Thank goodness we have the Psalms: how helpful they are in our Christian walk, they explore the full range of human experience in a very personal and practical way. However, one psalm, Psalm 22 stands out because Jesus quotes verse 1 as His last words from the Cross. Why did Jesus take us to this psalm? It is obvious when we read the rest of the psalm, the psalm is a prophecy of what Jesus was experiencing on The Cross at the time He spoke it.
David had no understanding God was using Him to deliver a prophecy that provides incredible detail about what Jesus would experience on The Cross one thousand years later. David was obviously going through a terrible time in his life to have expressed the words he did in this prayer but consider that God gave David the words to pray so that His prayer could be used by Jesus to prove He is who He said He was, the promised Redeemer of not only Israel but the World.
“My God, my God, why have you forsaken me? Why are you so far from saving me, from the words of my groaning? O my God, I cry by day, but you do not answer, and by night, but I find no rest.
Yet you are holy, enthroned on the praises of Israel. In you our fathers trusted; they trusted, and you delivered them. To you they cried and were rescued; in you, they trusted and were not put to shame.

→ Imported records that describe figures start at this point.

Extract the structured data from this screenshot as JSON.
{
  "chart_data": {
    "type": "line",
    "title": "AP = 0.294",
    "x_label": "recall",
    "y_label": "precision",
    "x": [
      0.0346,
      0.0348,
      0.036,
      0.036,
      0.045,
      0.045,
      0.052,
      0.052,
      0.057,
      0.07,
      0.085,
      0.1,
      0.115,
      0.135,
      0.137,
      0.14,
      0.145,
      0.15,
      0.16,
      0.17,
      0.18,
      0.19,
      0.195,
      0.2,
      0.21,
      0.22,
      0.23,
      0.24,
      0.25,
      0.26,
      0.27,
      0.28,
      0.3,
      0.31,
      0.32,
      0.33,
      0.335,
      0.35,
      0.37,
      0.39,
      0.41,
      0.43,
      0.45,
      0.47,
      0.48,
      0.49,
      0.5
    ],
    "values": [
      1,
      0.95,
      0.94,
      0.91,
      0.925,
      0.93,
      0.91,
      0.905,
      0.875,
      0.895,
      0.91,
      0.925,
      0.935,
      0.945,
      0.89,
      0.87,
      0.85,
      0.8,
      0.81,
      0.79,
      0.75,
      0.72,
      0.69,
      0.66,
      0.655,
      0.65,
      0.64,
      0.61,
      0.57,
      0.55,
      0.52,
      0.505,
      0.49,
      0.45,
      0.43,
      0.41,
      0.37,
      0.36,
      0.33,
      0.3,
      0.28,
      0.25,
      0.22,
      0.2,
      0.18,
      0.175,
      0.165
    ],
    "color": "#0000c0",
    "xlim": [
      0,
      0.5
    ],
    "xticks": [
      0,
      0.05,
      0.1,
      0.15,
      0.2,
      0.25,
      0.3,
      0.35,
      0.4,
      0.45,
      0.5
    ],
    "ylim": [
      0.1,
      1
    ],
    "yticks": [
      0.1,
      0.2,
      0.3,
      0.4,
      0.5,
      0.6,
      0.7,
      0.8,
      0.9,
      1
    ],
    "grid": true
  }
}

But I am a worm and not a man, scorned by mankind and despised by the people. All who see me mock me; they make mouths at me; they wag their heads; “He trusts in the LORD; let him deliver him; let him rescue him, for he delights in him!… I am poured out like water, and all my bones are out of joint; my heart is like wax; it is melted within my breast; my strength is dried up like a potsherd, and my tongue sticks to my jaws; you lay me in the dust of death. For dogs encompass me; a company of evildoers encircles me;
they have pierced my hands and feet— I can count all my bones— they stare and gloat over me; they divide my garments among them, and for my clothing they cast lots... ” Psalms 22:1-8
Note how Psalm 22 ends, David understood that regardless of whether God answered his prayer, God is still in control of His universe and this scripture will come to pass:
“As I live, says the Lord, every knee will bow to Me, and every tongue will give praise to God.” Romans 14:11
Moreover, it reveals that King Jesus will rule over the nations from Jerusalem in His soon coming Millennial Kingdom.

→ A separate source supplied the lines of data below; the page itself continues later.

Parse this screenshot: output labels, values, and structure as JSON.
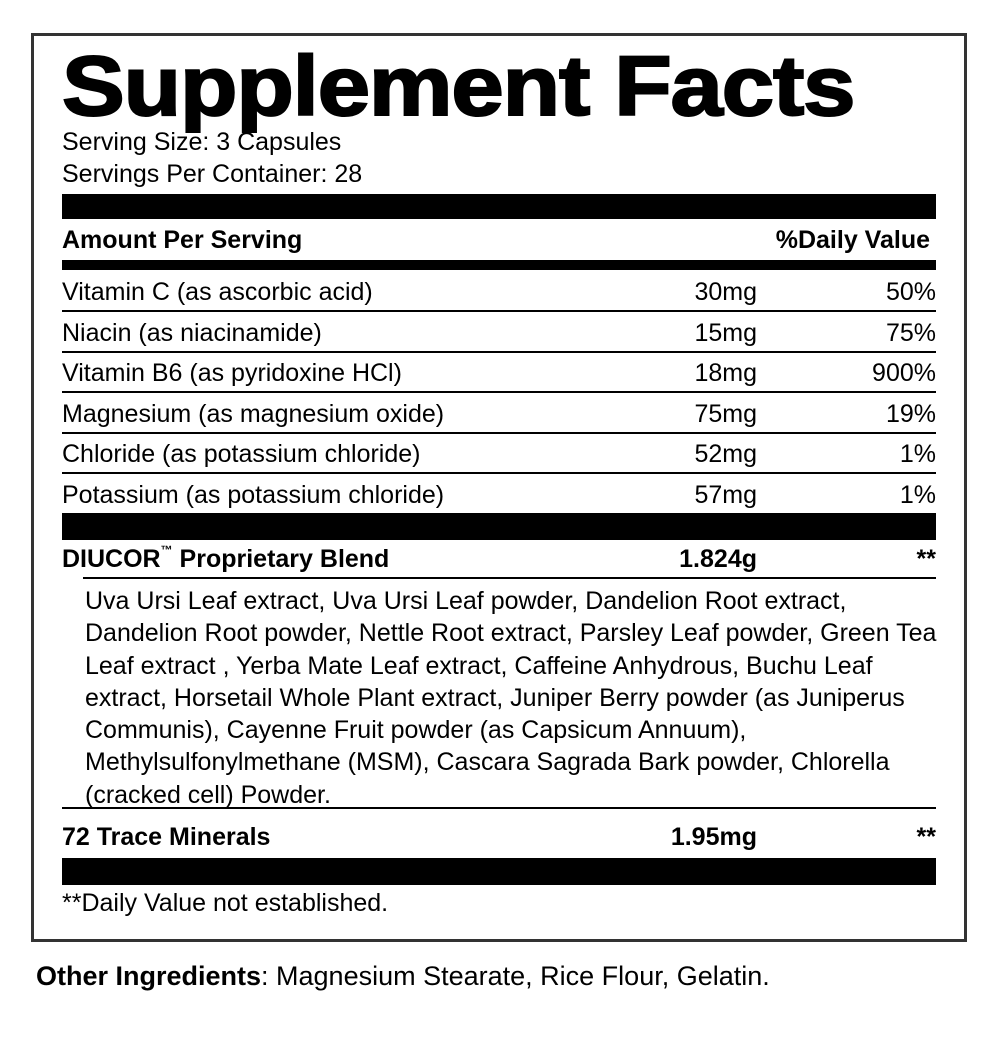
{
  "title": "Supplement Facts",
  "serving_size": "Serving Size: 3 Capsules",
  "servings_per_container": "Servings Per Container: 28",
  "header": {
    "amount": "Amount Per Serving",
    "daily_value": "%Daily Value"
  },
  "nutrients": [
    {
      "name": "Vitamin C (as ascorbic acid)",
      "amount": "30mg",
      "dv": "50%"
    },
    {
      "name": "Niacin (as niacinamide)",
      "amount": "15mg",
      "dv": "75%"
    },
    {
      "name": "Vitamin B6 (as pyridoxine HCl)",
      "amount": "18mg",
      "dv": "900%"
    },
    {
      "name": "Magnesium (as magnesium oxide)",
      "amount": "75mg",
      "dv": "19%"
    },
    {
      "name": "Chloride (as potassium chloride)",
      "amount": "52mg",
      "dv": "1%"
    },
    {
      "name": "Potassium (as potassium chloride)",
      "amount": "57mg",
      "dv": "1%"
    }
  ],
  "blend": {
    "name": "DIUCOR",
    "tm": "™",
    "name_suffix": " Proprietary Blend",
    "amount": "1.824g",
    "dv": "**",
    "ingredients": "Uva Ursi Leaf extract, Uva Ursi Leaf powder, Dandelion Root extract, Dandelion Root powder, Nettle Root extract, Parsley Leaf powder, Green Tea Leaf extract , Yerba Mate Leaf extract, Caffeine Anhydrous, Buchu Leaf extract, Horsetail Whole Plant extract, Juniper Berry powder (as Juniperus Communis), Cayenne Fruit powder (as Capsicum Annuum), Methylsulfonylmethane (MSM), Cascara Sagrada Bark powder, Chlorella (cracked cell) Powder."
  },
  "trace": {
    "name": "72 Trace Minerals",
    "amount": "1.95mg",
    "dv": "**"
  },
  "footnote": "**Daily Value not established.",
  "other": {
    "label": "Other Ingredients",
    "text": ": Magnesium Stearate, Rice Flour, Gelatin."
  }
}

“I will tell of your name to my brothers; in the midst of the congregation, I will praise you: You who fear the LORD, praise him! All you offspring of Jacob, glorify him and stand in awe of him, all you offspring of Israel! For he has not despised or abhorred the affliction of the afflicted, and he has not hidden his face from him but has heard when he cried to him. From you comes my praise in the great congregation; my vows I will perform before those who fear him. The afflicted shall eat and be satisfied; those who seek him shall praise the LORD! May your hearts live forever! All the ends of the earth shall remember and turn to the LORD, and all the families of the nations shall worship before you. For kingship belongs to the LORD, and he rules over the nations.“ Psalms 22:22-28
A lot of bad theology inevitably surfaces when we face suffering. When people lose their faith because of suffering, it suggests a weak or nominal faith that didn’t account for or prepare them for evil and suffering. Any faith not based on the truth needs to be lost—the sooner, the better.
Suffering and evil exert a force that either pushes us away from God or pulls us toward Him. But if personal suffering gives sufficient evidence that God doesn’t exist, then surely I shouldn’t wait until I suffer to conclude He’s a myth. If my suffering would one day justify denying God, then I should deny Him now in light of other people’s suffering.
Believing that God exists is not the same as trusting the God who exists. A nominal Christian often discovers in suffering that his faith has been in his church, family, career, or social network, but not Christ. As he faces evil and suffering, he may find his beliefs shaken or even destroyed. But genuine faith—trusting God even when we don’t understand—will be made stronger and purer.
The last three paras have been excerpted from Randy Alcorn’s book “90 Days of God’s Goodness”.